Она готова была оставаться сколько угодно в этом терпимом отделении, где летом выпускали даже гулять в маленький пыльный садик, там чирикали и суетились воробьи, искали что-то в сорной траве, выясняли неизвестные отношения, на них можно было смотреть долго-долго. Юра время от времени ее навещал, приносил, как положено, апельсины и сок, сыпал щедрей обычного прибаутками, заполнял время словами, чтобы не томиться молчанием — или для чего-то еще? Трудно было отделаться от чувства, что и он, как она, ищет способ вытеснить, заглушить постороннее механическое шебуршанье, бормотанье неживых волоконец вокруг ушей или внутри головы — а может, не замечая, сам его как бы озвучивает. У нее была мысль попросить, чтобы он принес из дома какую нибудь книжку стихов для воспоминания, но опять же удержал страх, что будет читать только слова, не узнавая того, чем они были прежде. Она ведь и на Юру смотрела с мучительным напряжением: действительно ли с этим человеком что то было связано в ее жизни? — и не получала подтверждения.

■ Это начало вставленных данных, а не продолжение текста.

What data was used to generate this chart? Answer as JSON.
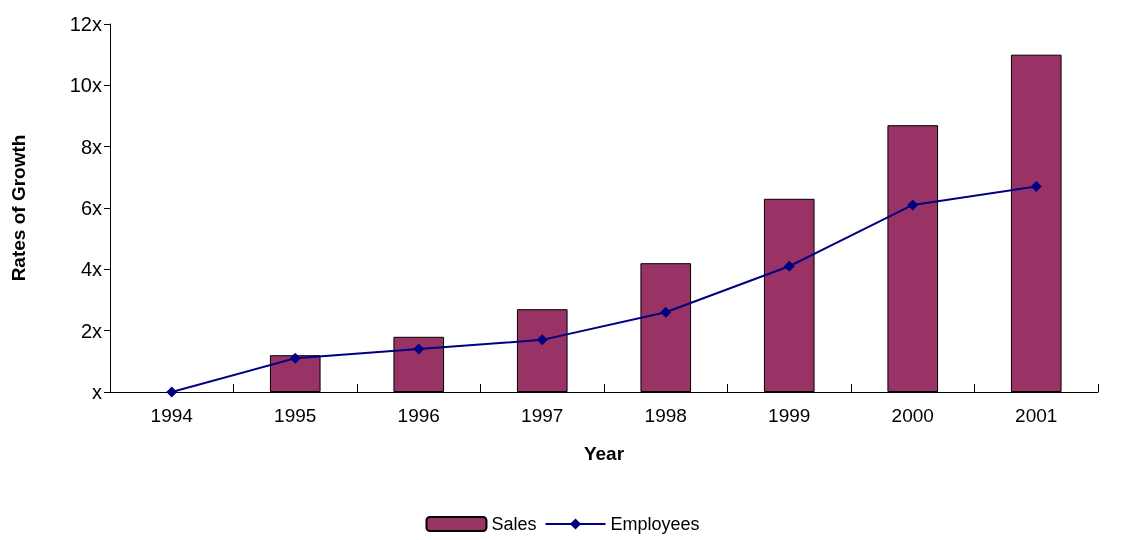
{
  "chart_data": {
    "type": "bar",
    "xlabel": "Year",
    "ylabel": "Rates of Growth",
    "categories": [
      "1994",
      "1995",
      "1996",
      "1997",
      "1998",
      "1999",
      "2000",
      "2001"
    ],
    "series": [
      {
        "name": "Sales",
        "color": "#993366",
        "values": [
          0,
          1.2,
          1.8,
          2.7,
          4.2,
          6.3,
          8.7,
          11.0
        ]
      },
      {
        "name": "Employees",
        "type": "line",
        "color": "#000080",
        "marker": "diamond",
        "values": [
          0,
          1.1,
          1.4,
          1.7,
          2.6,
          4.1,
          6.1,
          6.7
        ]
      }
    ],
    "ylim": [
      0,
      12
    ],
    "yticks": [
      {
        "value": 0,
        "label": "x"
      },
      {
        "value": 2,
        "label": "2x"
      },
      {
        "value": 4,
        "label": "4x"
      },
      {
        "value": 6,
        "label": "6x"
      },
      {
        "value": 8,
        "label": "8x"
      },
      {
        "value": 10,
        "label": "10x"
      },
      {
        "value": 12,
        "label": "12x"
      }
    ],
    "grid": false,
    "legend": "bottom"
  }
}
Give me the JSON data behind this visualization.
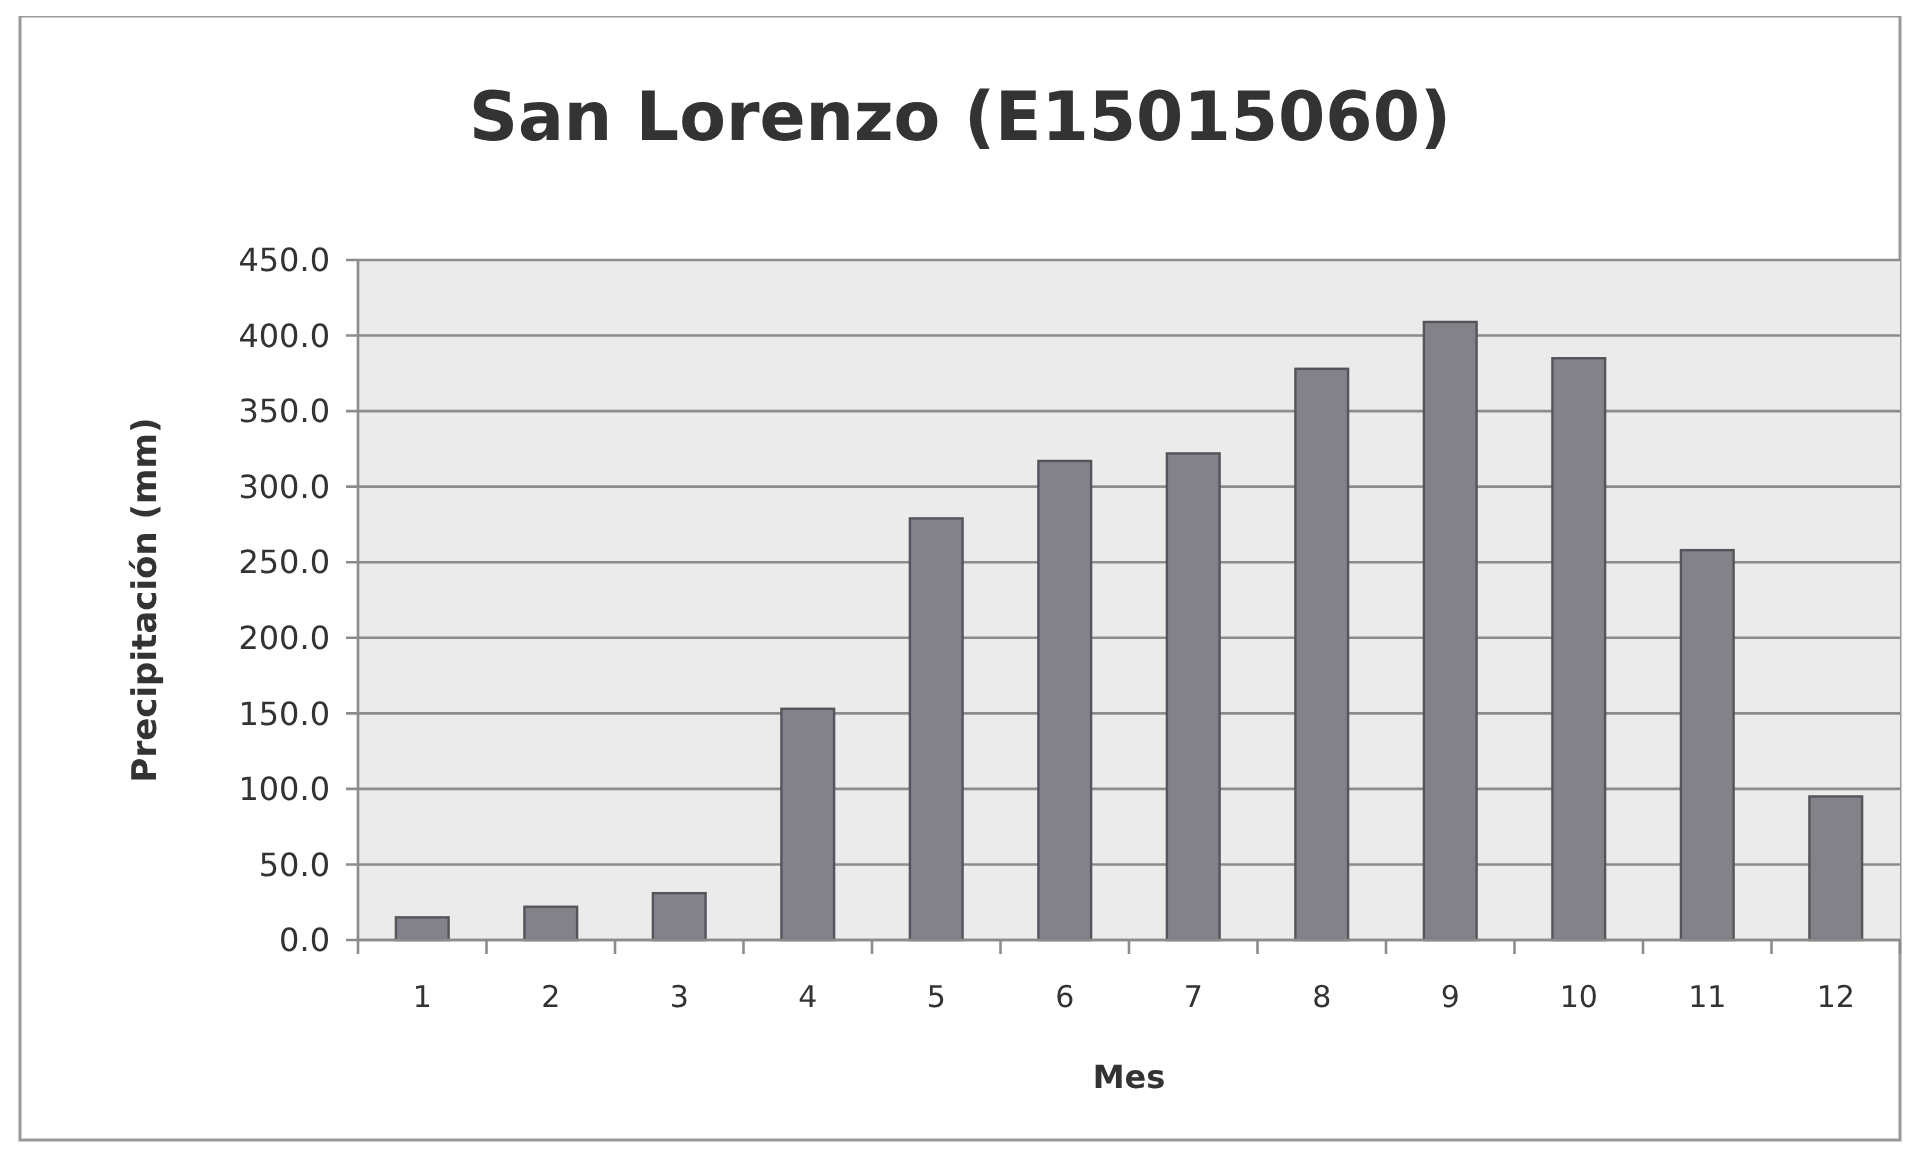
{
  "chart_data": {
    "type": "bar",
    "title": "San Lorenzo (E15015060)",
    "xlabel": "Mes",
    "ylabel": "Precipitación (mm)",
    "categories": [
      "1",
      "2",
      "3",
      "4",
      "5",
      "6",
      "7",
      "8",
      "9",
      "10",
      "11",
      "12"
    ],
    "values": [
      15,
      22,
      31,
      153,
      279,
      317,
      322,
      378,
      409,
      385,
      258,
      95
    ],
    "color": "#838289",
    "ylim": [
      0,
      450
    ],
    "yticks": [
      {
        "value": 0,
        "label": "0.0"
      },
      {
        "value": 50,
        "label": "50.0"
      },
      {
        "value": 100,
        "label": "100.0"
      },
      {
        "value": 150,
        "label": "150.0"
      },
      {
        "value": 200,
        "label": "200.0"
      },
      {
        "value": 250,
        "label": "250.0"
      },
      {
        "value": 300,
        "label": "300.0"
      },
      {
        "value": 350,
        "label": "350.0"
      },
      {
        "value": 400,
        "label": "400.0"
      },
      {
        "value": 450,
        "label": "450.0"
      }
    ],
    "grid": "y"
  }
}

Однажды он пришел, возбужденный больше обычного, принес целую папку бумаг, напечатанных на машинке, разграфленных и заранее заполненных, там надо было только поставить подпись. Речь шла об уже назначенном сносе дома, о необходимости срочно оформить развод и так же срочно оформить брак с Раей, чтобы тут же ее и прописать, в таком случае двум семьям должны бы ли бы предоставить отдельные квартиры, причем Юре с Раей как минимум даже двухкомнатную, потому что она очень кстати забеременела, и он уже договорился с кем надо обо всем, что надо, а с кем надо раздавил бутылочку-другую, это даже не так дорого стоило, ты не поверишь, такую возможность нельзя упустить, все в выигрыше, — похохатывал, возбужденный и довольный своими прохиндейскими способностями, но на нее посматривал с заискивающей неуверенностью: от ее подписи теперь все зависело. Слабые фигуры людей в больничных одеяниях медленно проплывали по больничному садику. Вялый умственный голос напоминал Симе об опасности подвоха — но такой он был ослабленный, такой безразличный, как будто речь шла не о ней: так было все равно. «Если б было все равно, люди б лазили в окно», — с готовностью подхватил он подписанные листки. «А люди не бздели, прорубили двери»…
Нет, он и тут ее не обманул, он действительно сделал, как говорил, даже в какое то учреждение, то есть суд, не только свозил ее из больницы, переодев в лучшее, из дома принесенное платье, но взял на себя все хлопоты, оформление и перевозку вещей. Без него бы она просто не справилась, могла бы, глядишь, и вовсе остаться ни с чем. Это лишь потом по настоящему до нее дошло; каких только историй она не наслушалась! При тогдашней ее беспомощности легче легкого было ее обмануть. Из больницы она вернулась уже в новую отдельную квартиру на первом этаже чужого девятиэтажного дома. Все вещи и мебель, включая пианино, были уже на месте и, вероятно, в сохранности, проверять подробно у нее не было сил, она извлекала потом разные предметы из упаковочных коробок долго, без охоты, по надобности, а так обходилась. Какая то у нее вдобавок появилась неприязнь к всегдашним вещам, даже к собствен ному белью; она, одеваясь по утрам, старалась как бы себя не видеть в этих зимних чулках с резинкой, лиловых рейтузах, спешила поскорей закрыться сама от себя платьем. Точно так же неприятен ей стал процесс еды — точно постороннее пристальное сознание против воли отмечало то, что должно было совершаться автоматически, без внимания, в потайной темноте кишок, желудка или мочевого пузыря. Наверно, это были тоже от ветвления болезни, с ними надо был справляться самой, не рассказывая никаким врачам, как не рассказывала она о тех же голосах, что до конца не утихомирились все-таки и в новой квартире.